I totally agree with this woman. I have a man who not only won't pick up after himself (which just about is all I ask), but won't fix things I can't. He wonder's why things are broken... that's because he won't get up off his lazy ass and do anything, so I have to. I WILL get done one way or another. I have flare ups of osteo arthritis in my knee from time to time and can't even stand, let alone walk and clean the house. Does he help? NO! He can't be bothered to make anything for me to eat. He can't be bothered, in his words, "to pick up after himself." I am so fed up, I'm this close to filing. I will be hiring a house cleaner. I can't deal with it anymore! Twenty-six years is too much to throw away, but I'm just about there.
Married to a lazy slob. Hope it works because being a single mum was a whole lot better and seriously thinking about divorce. I am constantly exhausted and working for peanuts to build my business. I crumble inside when he comes home and just chucks clothes and foodpackets/anything on the floor and spends the weekend on the sofa in front of the telly. No family meals or activities together either, just the movies. I feel like a thankless maid and
I don't nag since i can't bear having to ask again and again.
Ill have a go. Thanks. Maybe too late though
I agree with longoverdue also. I don't think men should have to be treated like children to get them take care of family responsibilities. If you care about your wife or children, act like it. If you want to live like a bachelor, don't get married or have kids. Women don't get 'thank yous' or 'good job' for everything we do. Why should we have to work a full time job, just like men, and have to take care of the household responsibilities and take care of the children? We should never have to have these 'ideas' for getting men to do what they SHOULD BE DOING ANYWAYS.
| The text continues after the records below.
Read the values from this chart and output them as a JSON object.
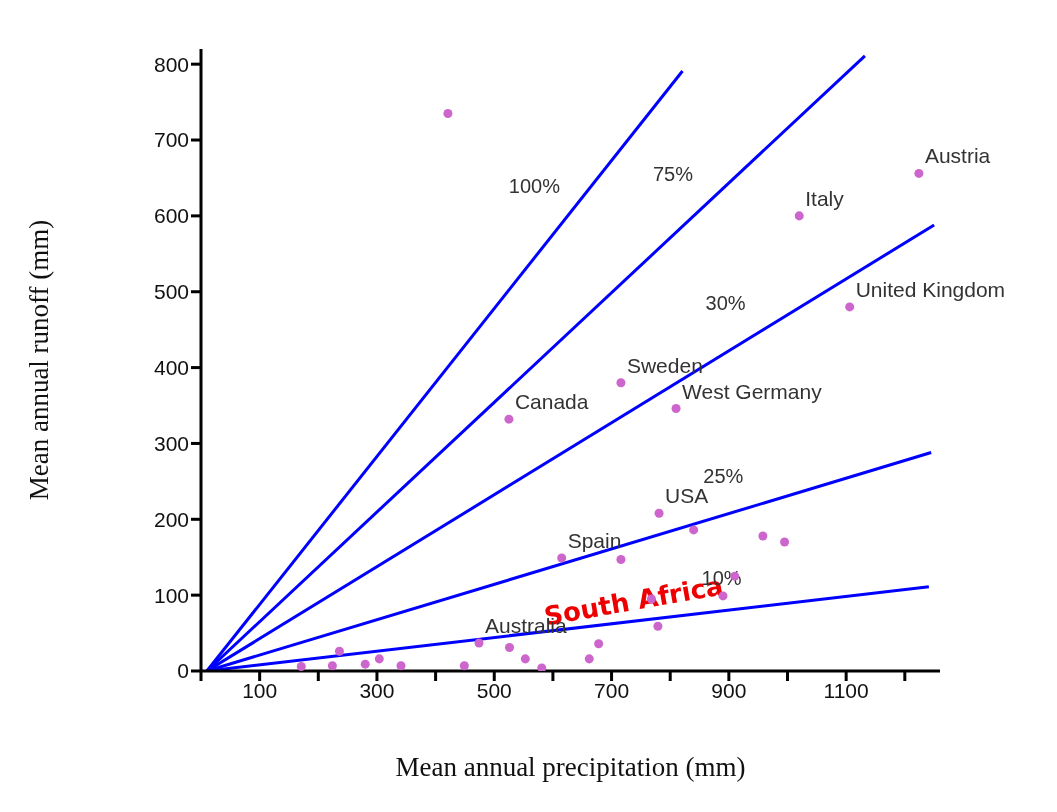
{
  "chart_data": {
    "type": "scatter",
    "xlabel": "Mean annual precipitation (mm)",
    "ylabel": "Mean annual runoff (mm)",
    "xlim": [
      0,
      1260
    ],
    "ylim": [
      0,
      820
    ],
    "xticks": [
      {
        "value": 0,
        "label": null
      },
      100,
      {
        "value": 200,
        "label": null
      },
      300,
      {
        "value": 400,
        "label": null
      },
      500,
      {
        "value": 600,
        "label": null
      },
      700,
      {
        "value": 800,
        "label": null
      },
      900,
      {
        "value": 1000,
        "label": null
      },
      1100,
      {
        "value": 1200,
        "label": null
      }
    ],
    "yticks": [
      0,
      100,
      200,
      300,
      400,
      500,
      600,
      700,
      800
    ],
    "marker": "circle",
    "line_style": "solid",
    "series": [
      {
        "name": "100%",
        "type": "line",
        "marker": "none",
        "color": "#0000ff",
        "x": [
          10,
          821
        ],
        "values": [
          0,
          791
        ]
      },
      {
        "name": "75%",
        "type": "line",
        "marker": "none",
        "color": "#0000ff",
        "x": [
          10,
          1132
        ],
        "values": [
          0,
          811
        ]
      },
      {
        "name": "30%",
        "type": "line",
        "marker": "none",
        "color": "#0000ff",
        "x": [
          10,
          1250
        ],
        "values": [
          0,
          588
        ]
      },
      {
        "name": "25%",
        "type": "line",
        "marker": "none",
        "color": "#0000ff",
        "x": [
          10,
          1245
        ],
        "values": [
          0,
          288
        ]
      },
      {
        "name": "10%",
        "type": "line",
        "marker": "none",
        "color": "#0000ff",
        "x": [
          10,
          1241
        ],
        "values": [
          0,
          111
        ]
      },
      {
        "color": "#cc66cc",
        "x": [
          421,
          525,
          716,
          810,
          1020,
          1224,
          1106,
          781,
          615,
          716,
          840,
          958,
          995,
          910,
          890,
          779,
          678,
          662,
          474,
          526,
          553,
          581,
          449,
          341,
          304,
          280,
          236,
          224,
          171,
          768
        ],
        "values": [
          735,
          332,
          380,
          346,
          600,
          656,
          480,
          208,
          149,
          147,
          186,
          178,
          170,
          125,
          99,
          59,
          36,
          16,
          37,
          31,
          16,
          4,
          7,
          7,
          16,
          9,
          26,
          7,
          6,
          95
        ]
      }
    ],
    "annotations": [
      {
        "text": "Canada",
        "x": 525,
        "y": 332
      },
      {
        "text": "Sweden",
        "x": 716,
        "y": 380
      },
      {
        "text": "West Germany",
        "x": 810,
        "y": 346
      },
      {
        "text": "Italy",
        "x": 1020,
        "y": 600
      },
      {
        "text": "Austria",
        "x": 1224,
        "y": 656
      },
      {
        "text": "United Kingdom",
        "x": 1106,
        "y": 480
      },
      {
        "text": "USA",
        "x": 781,
        "y": 208
      },
      {
        "text": "Spain",
        "x": 615,
        "y": 149
      },
      {
        "text": "Australia",
        "x": 474,
        "y": 37
      },
      "South Africa"
    ]
  }
}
I'm sorry, but I found this article to be insulting. The ideas may be good for a new relationship, but I've tried everything suggested and none of it works. The same problems have been THE SAME for 6 years. I'm to the point where I am depressed and exhausted.
My suggestion for men who want to keep a good relationship with their wives is to be a good PARTNER and put forth as much effort as your wife. Are you that lazy at work? Probably not. Give your wife at least as much RESPECT as you do your coworkers.
Larasgirl,
Sorry for your predicament... hope it improves some day.
"Why should we have a full time job, just like men, and have to take care of the household responsibilities and take care of children"
My suggestion... quit your job.
sschilke



















mistyhorizon2003 says:
15 months ago
Great advice and very funny hub, well done. I am one of the lucky few, my Husband actually willingly does housework, although if he washes up it is a bit hit and miss. Still, at least he tries!